Ritual sebagai ideologis -mitos dan ritual tergabung untuk mengendalikan suasana
perasaan hati, nilai, sentimen, dan perilaku untuk kelompok yang baik. Misalnya, upacara
inisiasi yang merupakan konfirmasi kelompok terhadap status, hak, dan tanggung jawab yang
baru.
Ritual sebagai penyelamatan (salvation), misalnya seseorang yang mempunyai
pengalaman mistikal, seolah-olah menjadi orang baru; ia berhubungan dengan kosmos yang
juga mempengaruhi hubungan dengan dunia profan.
Ritual sebagai revitalisasi (penguatan atau penghidupan kembali). Ritual ini sama
dengan ritual salvation yang bertujuan untuk penyelamatan tetapi fokusnya masyarakat.
Kejawen
Kejawen adalah sebuah kepercayaan atau mungkin boleh dikatakan agama yang
terutama dianut di pulau Jawa oleh suku Jawa dan suku bangsa lainnya yang menetap di
Jawa. Secara etimologi, kata “Kejawen” berasal dari kata Jawa. Penamaan “kejawen” bersifat
umum, biasanya karena bahasa pengantar ibadahnya menggunakan bahasa Jawa. Dalam
konteks umum, kejawen merupakan bagian dari agama lokal Indonesia.
Kejawen dalam opini umum berisikan tentang seni, budaya, tradisi, ritual, sikap serta
filosofi orang-orang Jawa. Kejawen juga memiliki arti spiritualistis suku Jawa. Penganut
ajaran kejawen biasanya tidak menganggap ajarannya sebagai agama dalam pengertian
seperti agama monoteistik, seperti Islam atau Kristen, tetapi lebih melihatnya sebagai
seperangkat cara pandang dan nilai-nilai yang dibarengi dengan sejumlah laku (mirip dengan
“ibadah”). Ajaran kejawen biasanya tidak terpaku pada aturan yang ketat, dan menekankan
pada konsep “keseimbangan”.
Simbol-simbol “laku” biasanya melibatkan benda-benda yang diambil dari tradisi yang
dianggap asli Jawa, seperti keris, wayang, pembacaan mantera, penggunaan bunga-bunga
tertentu yang memiliki arti simbolik, dan sebagainya. Akibatnya banyak orang (termasuk
penghayat kejawen sendiri) yang dengan mudah mengasosiasikan kejawen dengan praktek
klenik dan perdukunan.
Jadi Kesimpulannya yaitu yang dimaksud dengan Kepercayaan Kejawen adalah
keyakinan masyarakat di Pulau Jawa akan ritual-ritual keagamaan sebagai pendukung dalam
peribadatannya kepada Allah Yang Maha Esa.
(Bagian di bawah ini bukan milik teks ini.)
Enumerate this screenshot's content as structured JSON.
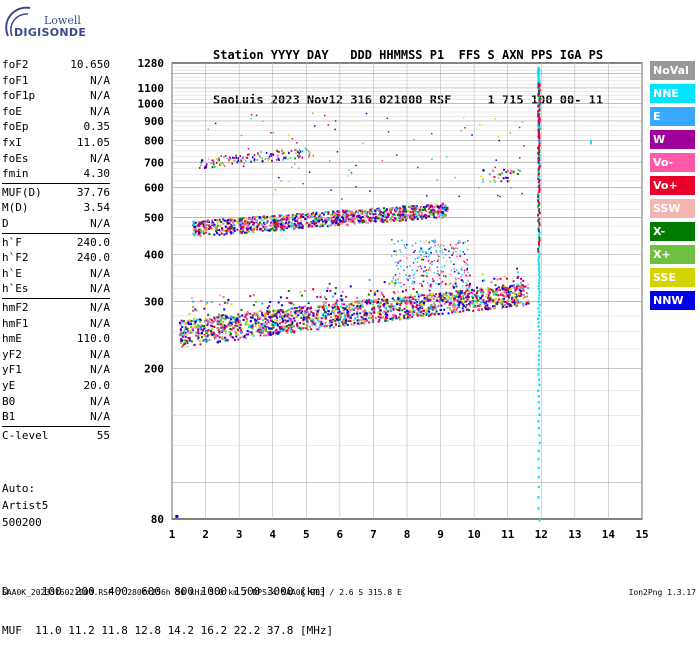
{
  "logo": {
    "line1": "Lowell",
    "line2": "DIGISONDE"
  },
  "header": {
    "labels": "Station YYYY DAY   DDD HHMMSS P1  FFS S AXN PPS IGA PS",
    "values": "SaoLuis 2023 Nov12 316 021000 RSF     1 715 100 00- 11"
  },
  "params": {
    "group1": [
      {
        "name": "foF2",
        "value": "10.650"
      },
      {
        "name": "foF1",
        "value": "N/A"
      },
      {
        "name": "foF1p",
        "value": "N/A"
      },
      {
        "name": "foE",
        "value": "N/A"
      },
      {
        "name": "foEp",
        "value": "0.35"
      },
      {
        "name": "fxI",
        "value": "11.05"
      },
      {
        "name": "foEs",
        "value": "N/A"
      },
      {
        "name": "fmin",
        "value": "4.30"
      }
    ],
    "group2": [
      {
        "name": "MUF(D)",
        "value": "37.76"
      },
      {
        "name": "M(D)",
        "value": "3.54"
      },
      {
        "name": "D",
        "value": "N/A"
      }
    ],
    "group3": [
      {
        "name": "h`F",
        "value": "240.0"
      },
      {
        "name": "h`F2",
        "value": "240.0"
      },
      {
        "name": "h`E",
        "value": "N/A"
      },
      {
        "name": "h`Es",
        "value": "N/A"
      }
    ],
    "group4": [
      {
        "name": "hmF2",
        "value": "N/A"
      },
      {
        "name": "hmF1",
        "value": "N/A"
      },
      {
        "name": "hmE",
        "value": "110.0"
      },
      {
        "name": "yF2",
        "value": "N/A"
      },
      {
        "name": "yF1",
        "value": "N/A"
      },
      {
        "name": "yE",
        "value": "20.0"
      },
      {
        "name": "B0",
        "value": "N/A"
      },
      {
        "name": "B1",
        "value": "N/A"
      }
    ],
    "group5": [
      {
        "name": "C-level",
        "value": "55"
      }
    ]
  },
  "auto": {
    "line1": "Auto:",
    "line2": "Artist5",
    "line3": "500200"
  },
  "bottom": {
    "d_row": "D     100  200  400  600  800 1000 1500 3000 [km]",
    "muf_row": "MUF  11.0 11.2 11.8 12.8 14.2 16.2 22.2 37.8 [MHz]"
  },
  "footer": {
    "left": "SAA0K_2023316021000.RSF / 280fx256h 50 kHz 5.0 km / DPS-4 SAA0K 903 / 2.6 S 315.8 E",
    "right": "Ion2Png 1.3.17"
  },
  "legend": [
    {
      "label": "NoVal",
      "color": "#999999"
    },
    {
      "label": "NNE",
      "color": "#00e5ff"
    },
    {
      "label": "E",
      "color": "#3aa8ff"
    },
    {
      "label": "W",
      "color": "#a0009a"
    },
    {
      "label": "Vo-",
      "color": "#ff58a8"
    },
    {
      "label": "Vo+",
      "color": "#e8002a"
    },
    {
      "label": "SSW",
      "color": "#f4b4b0"
    },
    {
      "label": "X-",
      "color": "#007a00"
    },
    {
      "label": "X+",
      "color": "#6ec040"
    },
    {
      "label": "SSE",
      "color": "#d4d400"
    },
    {
      "label": "NNW",
      "color": "#0000e8"
    }
  ],
  "chart_data": {
    "type": "scatter",
    "title": "",
    "xlabel": "",
    "ylabel": "",
    "xlim": [
      1,
      15
    ],
    "ylim": [
      80,
      1280
    ],
    "y_scale": "log",
    "x_ticks": [
      "1",
      "2",
      "3",
      "4",
      "5",
      "6",
      "7",
      "8",
      "9",
      "10",
      "11",
      "12",
      "13",
      "14",
      "15"
    ],
    "y_ticks": [
      "80",
      "200",
      "300",
      "400",
      "500",
      "600",
      "700",
      "800",
      "900",
      "1000",
      "1100",
      "1280"
    ],
    "grid": true,
    "legend_position": "right",
    "traces": [
      {
        "name": "F lower trace (~250-300 km)",
        "x_from": 1.2,
        "x_to": 11.5,
        "y_from": 235,
        "y_to": 315
      },
      {
        "name": "F second hop (~460-560 km)",
        "x_from": 1.6,
        "x_to": 9.0,
        "y_from": 460,
        "y_to": 520
      },
      {
        "name": "third hop (~700 km)",
        "x_from": 1.8,
        "x_to": 5.0,
        "y_from": 690,
        "y_to": 760
      },
      {
        "name": "oblique cloud near 8 MHz",
        "x_from": 7.5,
        "x_to": 9.8,
        "y_from": 330,
        "y_to": 440
      }
    ],
    "vertical_line": {
      "x": 11.9,
      "y_from": 80,
      "y_to": 1250
    }
  }
}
B. Bagaimana kepercayaan kejawen mempengaruhi agama khususnya agama Islam
Kepercayaan Islam
Adanya Motivasi
Jika dikaitkan dengan sejarah penyebaran islam. Penyebaran islam di pulau Jawa
memang berbeda dengan pulau lainnya. Pada penyebaran islam di pulau ini menggunkanan
perantara budaya sebagai sarana mediator penyebarannya. Seperti menggunakan wayang,
gamelan, dll. Aspek-aspek kepercayaan jawa pun digabungkan ke dalam ibadah islam.
Contohnya pada saat dulu islam belum masuk di pulau jawa para penduduk jawa ketika di
suatu daerah terdapat orang yang mati, maka akan dilakukan ritual-ritual sesajen, penjagaan
roh, dll. Tetapi setelah penyebaran islam memasuki jawa aktivitas tersebut dirubah dengan
melakukan tahlilan, selamatan pada 7 hari, 40 hari, 100 hari, dan 1000 harinya.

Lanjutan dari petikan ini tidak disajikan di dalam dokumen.